Rubens, porém, foi absolvido pela 19ª Vara Criminal do Rio, em 2004, das acusações de curandeirismo e estelionato.

— Viu-se que realmente não haveria razões para me incriminar, por exemplo, como curandeiro, que faz parte do dogma religioso. Todas as outras questões que aconteceram fui mostrando que não tinha nada. Não havia bases consistentes.

Depois das denúncias, Rubens foi para a Austrália.
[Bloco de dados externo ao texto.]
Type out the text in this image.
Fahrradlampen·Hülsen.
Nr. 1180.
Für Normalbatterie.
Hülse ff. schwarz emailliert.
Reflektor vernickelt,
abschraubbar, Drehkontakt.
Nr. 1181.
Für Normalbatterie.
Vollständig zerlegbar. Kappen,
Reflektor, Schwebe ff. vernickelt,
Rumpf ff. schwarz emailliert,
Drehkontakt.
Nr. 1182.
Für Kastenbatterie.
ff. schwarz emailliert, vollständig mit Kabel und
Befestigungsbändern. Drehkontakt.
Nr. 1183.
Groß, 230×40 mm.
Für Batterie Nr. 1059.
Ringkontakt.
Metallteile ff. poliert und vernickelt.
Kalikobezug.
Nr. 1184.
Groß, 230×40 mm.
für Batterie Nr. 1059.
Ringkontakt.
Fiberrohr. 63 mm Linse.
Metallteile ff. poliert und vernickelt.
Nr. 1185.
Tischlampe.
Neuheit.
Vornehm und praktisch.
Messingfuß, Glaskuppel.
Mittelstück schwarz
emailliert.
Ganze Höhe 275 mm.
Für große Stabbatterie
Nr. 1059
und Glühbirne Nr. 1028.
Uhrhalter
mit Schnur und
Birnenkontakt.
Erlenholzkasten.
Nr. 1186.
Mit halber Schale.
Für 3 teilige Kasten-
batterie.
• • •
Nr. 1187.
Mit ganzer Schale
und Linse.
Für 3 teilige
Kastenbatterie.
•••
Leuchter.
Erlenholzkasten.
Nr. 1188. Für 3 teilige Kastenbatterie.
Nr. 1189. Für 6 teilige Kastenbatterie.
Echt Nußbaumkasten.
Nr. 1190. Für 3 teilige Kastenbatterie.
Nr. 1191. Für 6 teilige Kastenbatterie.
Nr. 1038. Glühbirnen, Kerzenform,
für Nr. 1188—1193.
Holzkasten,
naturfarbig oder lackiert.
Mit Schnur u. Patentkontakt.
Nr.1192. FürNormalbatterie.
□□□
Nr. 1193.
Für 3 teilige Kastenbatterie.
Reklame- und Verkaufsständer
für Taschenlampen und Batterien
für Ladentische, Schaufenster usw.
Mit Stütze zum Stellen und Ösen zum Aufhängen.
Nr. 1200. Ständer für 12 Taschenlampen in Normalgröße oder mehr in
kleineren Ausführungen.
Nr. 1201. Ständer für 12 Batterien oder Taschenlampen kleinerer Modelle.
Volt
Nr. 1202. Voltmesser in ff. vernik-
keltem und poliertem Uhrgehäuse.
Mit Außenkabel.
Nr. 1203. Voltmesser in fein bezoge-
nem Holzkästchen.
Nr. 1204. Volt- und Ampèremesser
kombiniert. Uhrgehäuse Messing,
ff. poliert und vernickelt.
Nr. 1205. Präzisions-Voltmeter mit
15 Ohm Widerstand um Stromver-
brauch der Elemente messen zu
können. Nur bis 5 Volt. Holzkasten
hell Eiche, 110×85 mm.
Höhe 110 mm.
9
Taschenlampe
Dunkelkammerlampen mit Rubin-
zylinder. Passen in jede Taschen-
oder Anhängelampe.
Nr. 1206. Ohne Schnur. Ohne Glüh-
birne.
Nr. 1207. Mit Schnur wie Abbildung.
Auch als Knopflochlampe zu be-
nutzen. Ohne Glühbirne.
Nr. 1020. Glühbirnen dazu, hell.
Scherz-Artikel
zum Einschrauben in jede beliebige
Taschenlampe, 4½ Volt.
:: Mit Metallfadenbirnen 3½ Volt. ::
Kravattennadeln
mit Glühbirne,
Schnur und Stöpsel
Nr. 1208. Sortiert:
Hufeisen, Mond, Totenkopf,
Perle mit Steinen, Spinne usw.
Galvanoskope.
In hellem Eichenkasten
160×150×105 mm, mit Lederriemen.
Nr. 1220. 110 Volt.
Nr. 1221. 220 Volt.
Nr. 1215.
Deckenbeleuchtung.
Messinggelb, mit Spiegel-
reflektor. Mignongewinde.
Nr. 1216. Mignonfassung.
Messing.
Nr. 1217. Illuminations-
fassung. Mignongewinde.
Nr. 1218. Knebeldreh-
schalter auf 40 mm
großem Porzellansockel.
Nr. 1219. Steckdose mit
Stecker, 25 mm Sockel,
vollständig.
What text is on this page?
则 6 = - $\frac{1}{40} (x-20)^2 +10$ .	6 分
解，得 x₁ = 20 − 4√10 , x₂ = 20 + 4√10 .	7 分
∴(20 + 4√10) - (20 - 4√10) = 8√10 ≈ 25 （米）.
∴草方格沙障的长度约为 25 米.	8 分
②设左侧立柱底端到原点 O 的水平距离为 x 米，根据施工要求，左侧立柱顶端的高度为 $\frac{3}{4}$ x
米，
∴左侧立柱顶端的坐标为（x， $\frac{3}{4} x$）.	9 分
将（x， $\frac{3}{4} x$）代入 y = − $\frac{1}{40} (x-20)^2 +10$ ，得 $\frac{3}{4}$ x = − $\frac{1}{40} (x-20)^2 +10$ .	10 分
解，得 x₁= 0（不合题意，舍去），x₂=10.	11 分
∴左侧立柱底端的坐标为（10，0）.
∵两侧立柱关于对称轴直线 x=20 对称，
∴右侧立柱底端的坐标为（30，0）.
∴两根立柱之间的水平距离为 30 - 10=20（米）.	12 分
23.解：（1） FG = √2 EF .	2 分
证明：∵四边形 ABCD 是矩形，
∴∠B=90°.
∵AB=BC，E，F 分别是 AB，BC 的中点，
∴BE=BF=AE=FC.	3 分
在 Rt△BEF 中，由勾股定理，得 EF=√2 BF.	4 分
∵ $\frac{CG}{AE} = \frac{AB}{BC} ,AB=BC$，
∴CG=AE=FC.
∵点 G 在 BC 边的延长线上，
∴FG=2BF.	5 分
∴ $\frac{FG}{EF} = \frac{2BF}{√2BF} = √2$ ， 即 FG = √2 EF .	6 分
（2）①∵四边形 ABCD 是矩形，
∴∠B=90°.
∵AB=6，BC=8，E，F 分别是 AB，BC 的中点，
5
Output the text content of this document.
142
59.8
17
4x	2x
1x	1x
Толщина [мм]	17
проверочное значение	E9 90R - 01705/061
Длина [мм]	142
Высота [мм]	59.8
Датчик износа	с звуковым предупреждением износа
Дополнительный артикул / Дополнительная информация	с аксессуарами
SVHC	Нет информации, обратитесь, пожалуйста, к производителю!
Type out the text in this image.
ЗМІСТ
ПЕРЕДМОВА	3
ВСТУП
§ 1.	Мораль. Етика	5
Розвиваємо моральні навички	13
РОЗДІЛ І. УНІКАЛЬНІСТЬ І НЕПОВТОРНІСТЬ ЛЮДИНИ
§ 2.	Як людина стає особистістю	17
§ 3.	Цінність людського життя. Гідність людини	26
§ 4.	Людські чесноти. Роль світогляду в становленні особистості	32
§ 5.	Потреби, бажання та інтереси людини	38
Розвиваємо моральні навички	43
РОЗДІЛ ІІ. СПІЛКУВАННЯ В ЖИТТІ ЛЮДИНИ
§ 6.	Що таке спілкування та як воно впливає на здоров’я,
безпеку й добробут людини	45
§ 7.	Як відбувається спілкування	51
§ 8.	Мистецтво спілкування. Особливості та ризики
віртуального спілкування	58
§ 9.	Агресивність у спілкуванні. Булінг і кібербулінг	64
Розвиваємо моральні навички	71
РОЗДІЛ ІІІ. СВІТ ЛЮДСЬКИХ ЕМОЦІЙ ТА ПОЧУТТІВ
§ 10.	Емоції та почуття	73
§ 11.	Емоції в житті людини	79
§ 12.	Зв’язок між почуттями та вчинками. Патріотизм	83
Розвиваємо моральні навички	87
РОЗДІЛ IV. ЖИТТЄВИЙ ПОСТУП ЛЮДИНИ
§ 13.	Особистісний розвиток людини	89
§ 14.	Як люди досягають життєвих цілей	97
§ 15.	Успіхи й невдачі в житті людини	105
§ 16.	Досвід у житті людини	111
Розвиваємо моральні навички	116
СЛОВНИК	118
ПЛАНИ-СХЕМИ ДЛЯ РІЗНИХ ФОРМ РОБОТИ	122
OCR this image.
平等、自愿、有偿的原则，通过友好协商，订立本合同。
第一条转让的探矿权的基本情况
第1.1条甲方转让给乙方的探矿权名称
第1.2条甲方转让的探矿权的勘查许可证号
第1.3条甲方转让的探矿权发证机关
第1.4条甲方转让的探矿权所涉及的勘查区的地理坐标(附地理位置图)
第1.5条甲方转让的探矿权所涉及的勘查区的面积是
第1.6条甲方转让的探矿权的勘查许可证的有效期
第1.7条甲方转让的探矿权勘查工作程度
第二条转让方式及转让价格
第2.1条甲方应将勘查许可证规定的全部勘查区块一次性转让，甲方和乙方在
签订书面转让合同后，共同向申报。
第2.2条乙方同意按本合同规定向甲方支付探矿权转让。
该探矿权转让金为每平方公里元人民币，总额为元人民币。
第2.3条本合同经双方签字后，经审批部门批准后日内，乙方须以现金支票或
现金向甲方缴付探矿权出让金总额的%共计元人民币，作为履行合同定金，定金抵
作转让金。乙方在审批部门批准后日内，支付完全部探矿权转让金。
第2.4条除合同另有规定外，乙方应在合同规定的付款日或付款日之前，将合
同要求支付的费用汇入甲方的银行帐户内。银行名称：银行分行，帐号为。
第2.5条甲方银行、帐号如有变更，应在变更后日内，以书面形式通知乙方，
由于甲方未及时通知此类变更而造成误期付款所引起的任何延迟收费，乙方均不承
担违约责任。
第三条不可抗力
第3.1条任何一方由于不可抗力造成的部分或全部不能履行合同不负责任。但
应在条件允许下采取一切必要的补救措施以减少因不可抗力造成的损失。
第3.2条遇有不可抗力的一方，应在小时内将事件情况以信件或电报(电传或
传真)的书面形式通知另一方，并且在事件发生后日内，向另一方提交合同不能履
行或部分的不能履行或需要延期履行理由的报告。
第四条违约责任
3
— Recebi um convite para fazer uma série de palestras na Austrália. Eu falei: ‘Olha, acho que vou estudar o que está acontecendo com a minha cabeça. Quero entender isso melhor’. A ciência me ajudou a entender muito isso. Fui para os Estados Unidos fazer neurologia, em Boston. A minha profissão atual é neuropsicólogo.

Os erros do passado o teriam tornado melhor.

— Apesar do que eu fazia, o que as pessoas viam, esses fenômenos todos, eu era um ser humano. Eu sempre fui um ser humano. Eu tinha minhas querências, minhas urgências, minhas falhas.

Com a reflexão e correção de rumo, Rubens acredita ter ganho nova chance. No auge da fama, dizia que sabia que morreria logo, em meados do ano 2000. Fazia sentido para os crédulos. Fala-se de uma suposta maldição do Dr. Fritz para aqueles que teriam abusado de seus poderes espirituais. O médium José Pedro de Freitas, o Zé Arigó, morreu em um acidente de carro em 1971, e Edson Queiroz, assassinado pelo caseiro em 1991.

— Talvez possa ter sido até coincidência. Não posso dizer porque é uma coisa muito fatídica. É o data limite das pessoas. Dizem que é uma sequência de acontecimentos que levam a isso. Edson Queiroz, por exemplo, no final da vida, já não andava mais de carro. Evitava ir para o sítio para não dirigir até lá. As coisas o assustavam muito. Não tenho medo de morrer. Quando tiver de acontecer, vai acontecer de uma forma ou de outra. Agora, tenho receio de que eu não consiga cumprir o que quero até o meu desencarne. Por isso, estou reformulando a minha vida toda e venho reformulando nestes últimos anos. Isso me assusta também porque não sei se vou ter uma nova chance do ‘reborning’ (renascimento). Não sei se vou ter uma outra chance. Eu sei que tive a chance de seguir a minha vida de uma forma com uma perspectiva completamente diferente — finaliza.